My nurse pulled back the blanket that covered me. “Uh, doctor,” she said. “There’s a baby.”

Doug, who had been standing by my head, coaching me through my contractions, looked down toward my feet. His eyes filled with tears and a huge smile lit his face. “Kimberlee, there’s a baby!”

“How can there be a baby?” I said. “I didn’t even push.”

But there was Luke, lying in the bed. My OB pushed the call button. “We need a baby nurse.” She was laughing. My nurse was laughing. The intern was laughing. Doug was laughing and crying. I was still confused. Then someone picked Luke up and lay him on my chest, and I started laughing and crying, too.
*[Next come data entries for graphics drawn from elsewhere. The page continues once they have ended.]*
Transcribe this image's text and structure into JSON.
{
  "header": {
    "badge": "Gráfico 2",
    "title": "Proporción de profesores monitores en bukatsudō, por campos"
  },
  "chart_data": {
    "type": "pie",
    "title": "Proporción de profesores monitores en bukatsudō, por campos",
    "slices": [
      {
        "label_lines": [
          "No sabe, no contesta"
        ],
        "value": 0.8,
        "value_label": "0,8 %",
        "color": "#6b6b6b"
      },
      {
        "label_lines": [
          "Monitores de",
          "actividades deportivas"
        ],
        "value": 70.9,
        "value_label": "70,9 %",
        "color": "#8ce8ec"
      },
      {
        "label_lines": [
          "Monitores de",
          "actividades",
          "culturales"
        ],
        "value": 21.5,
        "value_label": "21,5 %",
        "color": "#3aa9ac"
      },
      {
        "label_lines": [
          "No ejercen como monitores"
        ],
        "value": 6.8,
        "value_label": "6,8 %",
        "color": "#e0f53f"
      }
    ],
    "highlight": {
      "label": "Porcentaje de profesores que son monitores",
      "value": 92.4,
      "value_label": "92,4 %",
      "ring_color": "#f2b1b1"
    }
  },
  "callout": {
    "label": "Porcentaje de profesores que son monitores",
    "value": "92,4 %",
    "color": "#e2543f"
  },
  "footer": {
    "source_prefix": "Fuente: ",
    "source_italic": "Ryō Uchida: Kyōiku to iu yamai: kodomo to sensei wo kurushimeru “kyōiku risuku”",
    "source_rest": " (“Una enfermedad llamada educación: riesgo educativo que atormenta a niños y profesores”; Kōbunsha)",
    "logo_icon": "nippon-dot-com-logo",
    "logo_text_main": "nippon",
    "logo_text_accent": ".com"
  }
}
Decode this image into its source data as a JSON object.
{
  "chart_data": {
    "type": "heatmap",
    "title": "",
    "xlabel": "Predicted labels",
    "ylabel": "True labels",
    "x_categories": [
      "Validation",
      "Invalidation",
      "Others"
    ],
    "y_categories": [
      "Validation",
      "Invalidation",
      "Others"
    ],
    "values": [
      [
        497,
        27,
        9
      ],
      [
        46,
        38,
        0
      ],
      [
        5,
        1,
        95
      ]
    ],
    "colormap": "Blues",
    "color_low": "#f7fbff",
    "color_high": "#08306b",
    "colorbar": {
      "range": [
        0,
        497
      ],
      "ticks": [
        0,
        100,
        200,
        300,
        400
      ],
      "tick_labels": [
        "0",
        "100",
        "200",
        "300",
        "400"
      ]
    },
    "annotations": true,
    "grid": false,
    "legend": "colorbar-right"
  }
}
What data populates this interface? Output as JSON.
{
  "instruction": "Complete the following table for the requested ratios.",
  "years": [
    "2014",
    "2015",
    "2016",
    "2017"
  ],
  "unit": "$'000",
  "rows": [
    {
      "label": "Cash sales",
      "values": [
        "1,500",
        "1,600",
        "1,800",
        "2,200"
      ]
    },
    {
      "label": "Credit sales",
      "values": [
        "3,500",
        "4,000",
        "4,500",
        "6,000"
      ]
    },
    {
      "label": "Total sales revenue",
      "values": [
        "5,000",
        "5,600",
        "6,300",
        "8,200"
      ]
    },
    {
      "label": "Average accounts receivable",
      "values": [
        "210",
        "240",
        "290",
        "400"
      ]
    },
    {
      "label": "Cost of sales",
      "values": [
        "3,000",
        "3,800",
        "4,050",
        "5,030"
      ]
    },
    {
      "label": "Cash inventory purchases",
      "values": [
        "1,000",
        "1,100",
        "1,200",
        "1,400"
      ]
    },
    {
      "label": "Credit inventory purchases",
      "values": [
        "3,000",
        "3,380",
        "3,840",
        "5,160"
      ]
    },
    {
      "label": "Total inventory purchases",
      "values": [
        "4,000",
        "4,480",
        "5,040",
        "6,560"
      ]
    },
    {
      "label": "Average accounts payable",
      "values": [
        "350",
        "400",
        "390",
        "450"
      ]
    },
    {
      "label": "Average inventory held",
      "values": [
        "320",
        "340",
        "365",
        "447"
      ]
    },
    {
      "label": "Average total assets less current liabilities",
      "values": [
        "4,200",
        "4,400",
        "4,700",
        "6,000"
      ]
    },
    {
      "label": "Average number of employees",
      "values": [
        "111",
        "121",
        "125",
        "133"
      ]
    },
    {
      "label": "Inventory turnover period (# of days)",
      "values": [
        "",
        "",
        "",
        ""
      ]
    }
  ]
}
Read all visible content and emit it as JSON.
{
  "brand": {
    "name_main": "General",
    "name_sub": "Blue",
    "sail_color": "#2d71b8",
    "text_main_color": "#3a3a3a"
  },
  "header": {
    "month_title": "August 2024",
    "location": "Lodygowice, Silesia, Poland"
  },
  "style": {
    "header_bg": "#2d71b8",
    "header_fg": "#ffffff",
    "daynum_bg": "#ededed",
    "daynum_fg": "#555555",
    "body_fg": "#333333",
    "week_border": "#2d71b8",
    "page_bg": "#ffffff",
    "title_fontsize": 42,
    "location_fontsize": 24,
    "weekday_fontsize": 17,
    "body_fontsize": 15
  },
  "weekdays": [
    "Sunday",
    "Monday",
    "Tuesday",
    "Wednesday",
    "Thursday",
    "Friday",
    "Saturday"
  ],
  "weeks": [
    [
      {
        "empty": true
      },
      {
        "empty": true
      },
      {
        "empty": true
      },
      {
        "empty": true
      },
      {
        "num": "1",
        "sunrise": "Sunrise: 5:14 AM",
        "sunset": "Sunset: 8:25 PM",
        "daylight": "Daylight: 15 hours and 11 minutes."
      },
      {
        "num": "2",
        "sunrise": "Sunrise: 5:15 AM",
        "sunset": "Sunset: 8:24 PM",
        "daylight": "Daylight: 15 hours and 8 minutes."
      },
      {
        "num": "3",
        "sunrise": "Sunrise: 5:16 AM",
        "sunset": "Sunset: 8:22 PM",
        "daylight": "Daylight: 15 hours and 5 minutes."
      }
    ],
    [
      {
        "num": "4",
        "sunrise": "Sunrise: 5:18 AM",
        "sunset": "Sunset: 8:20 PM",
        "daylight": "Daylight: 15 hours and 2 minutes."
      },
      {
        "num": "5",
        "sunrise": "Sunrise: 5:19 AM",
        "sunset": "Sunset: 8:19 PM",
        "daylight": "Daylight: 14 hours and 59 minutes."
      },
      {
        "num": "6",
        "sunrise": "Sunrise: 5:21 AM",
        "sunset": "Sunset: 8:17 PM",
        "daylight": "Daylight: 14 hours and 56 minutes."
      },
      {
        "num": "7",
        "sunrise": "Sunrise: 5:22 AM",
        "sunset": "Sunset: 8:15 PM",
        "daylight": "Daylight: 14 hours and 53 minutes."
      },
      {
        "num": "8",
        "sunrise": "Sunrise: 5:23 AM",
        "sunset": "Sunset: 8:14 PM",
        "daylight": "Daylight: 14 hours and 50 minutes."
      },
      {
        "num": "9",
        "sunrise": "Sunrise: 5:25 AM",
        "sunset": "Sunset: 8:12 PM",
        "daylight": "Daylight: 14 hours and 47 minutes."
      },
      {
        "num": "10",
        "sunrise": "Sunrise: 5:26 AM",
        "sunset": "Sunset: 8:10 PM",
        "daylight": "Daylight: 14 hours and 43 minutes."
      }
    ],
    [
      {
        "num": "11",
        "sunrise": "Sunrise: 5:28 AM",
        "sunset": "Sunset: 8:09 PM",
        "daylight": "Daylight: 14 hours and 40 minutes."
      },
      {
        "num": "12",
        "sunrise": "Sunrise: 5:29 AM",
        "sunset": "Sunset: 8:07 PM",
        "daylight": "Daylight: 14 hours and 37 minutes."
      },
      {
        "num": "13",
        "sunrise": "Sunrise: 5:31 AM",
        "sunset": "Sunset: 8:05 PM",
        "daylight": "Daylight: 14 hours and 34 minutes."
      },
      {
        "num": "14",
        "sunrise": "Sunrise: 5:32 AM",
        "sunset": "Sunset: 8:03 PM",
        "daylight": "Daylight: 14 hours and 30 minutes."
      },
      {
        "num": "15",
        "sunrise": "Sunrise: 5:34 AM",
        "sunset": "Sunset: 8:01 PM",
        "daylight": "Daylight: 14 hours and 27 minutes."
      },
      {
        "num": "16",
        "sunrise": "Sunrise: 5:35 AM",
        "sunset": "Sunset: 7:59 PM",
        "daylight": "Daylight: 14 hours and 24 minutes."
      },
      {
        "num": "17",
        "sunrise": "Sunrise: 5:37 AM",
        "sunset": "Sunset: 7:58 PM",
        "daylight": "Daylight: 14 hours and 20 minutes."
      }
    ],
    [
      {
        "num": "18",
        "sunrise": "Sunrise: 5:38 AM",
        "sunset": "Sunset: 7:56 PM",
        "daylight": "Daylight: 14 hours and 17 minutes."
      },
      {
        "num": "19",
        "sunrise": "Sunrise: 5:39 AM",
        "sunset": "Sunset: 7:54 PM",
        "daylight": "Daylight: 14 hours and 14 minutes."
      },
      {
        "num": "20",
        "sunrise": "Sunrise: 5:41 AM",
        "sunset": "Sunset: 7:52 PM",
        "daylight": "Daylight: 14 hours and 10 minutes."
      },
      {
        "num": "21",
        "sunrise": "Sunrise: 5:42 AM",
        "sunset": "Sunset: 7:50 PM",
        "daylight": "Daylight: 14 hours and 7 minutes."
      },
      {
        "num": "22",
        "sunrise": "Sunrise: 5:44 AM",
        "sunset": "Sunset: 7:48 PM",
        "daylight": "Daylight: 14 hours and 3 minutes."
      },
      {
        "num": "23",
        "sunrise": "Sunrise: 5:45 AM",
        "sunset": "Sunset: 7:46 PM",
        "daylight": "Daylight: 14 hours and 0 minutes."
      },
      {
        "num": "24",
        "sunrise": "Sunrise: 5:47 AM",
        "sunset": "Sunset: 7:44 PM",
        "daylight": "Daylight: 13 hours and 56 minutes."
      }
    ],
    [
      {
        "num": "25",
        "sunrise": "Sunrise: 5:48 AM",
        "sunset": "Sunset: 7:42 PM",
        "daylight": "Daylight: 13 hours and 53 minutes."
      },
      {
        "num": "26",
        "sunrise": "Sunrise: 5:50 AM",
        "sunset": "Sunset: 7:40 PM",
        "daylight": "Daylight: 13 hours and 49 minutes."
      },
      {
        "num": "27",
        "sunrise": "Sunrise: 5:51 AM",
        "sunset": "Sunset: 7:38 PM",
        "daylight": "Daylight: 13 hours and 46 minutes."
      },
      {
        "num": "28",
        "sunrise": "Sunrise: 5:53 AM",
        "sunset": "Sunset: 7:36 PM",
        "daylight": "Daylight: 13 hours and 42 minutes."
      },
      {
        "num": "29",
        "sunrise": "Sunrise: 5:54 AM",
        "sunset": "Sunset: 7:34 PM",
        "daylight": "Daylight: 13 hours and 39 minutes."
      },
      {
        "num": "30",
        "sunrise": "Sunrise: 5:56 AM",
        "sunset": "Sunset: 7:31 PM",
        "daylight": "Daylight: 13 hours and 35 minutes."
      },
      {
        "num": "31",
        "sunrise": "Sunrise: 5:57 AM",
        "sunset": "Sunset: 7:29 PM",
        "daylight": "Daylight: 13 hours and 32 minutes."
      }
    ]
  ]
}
Suddenly the room was full of people: the neonatal nurses, the resident, the pediatrician, a respiratory therapist, and a couple of midwives. Everyone was laughing.

My OB checked Ben’s position with the ultrasound. He was still head down. After five of the weakest pushes in the history of childbirth (I was still highly doped up on that bolus of epidural, if you recall), Ben was born to the sound of happy conversation and laughter.

I got to hold both boys on my chest for about a minute before they were whisked off to the nursery upstairs. It would be eight more days before I could hold Ben again. I like to think his first memory of life outside the wound gave him something hopeful to think and dream about in the difficult days that followed. I know it sustained me, knowing that the first sound he ever heard was joy.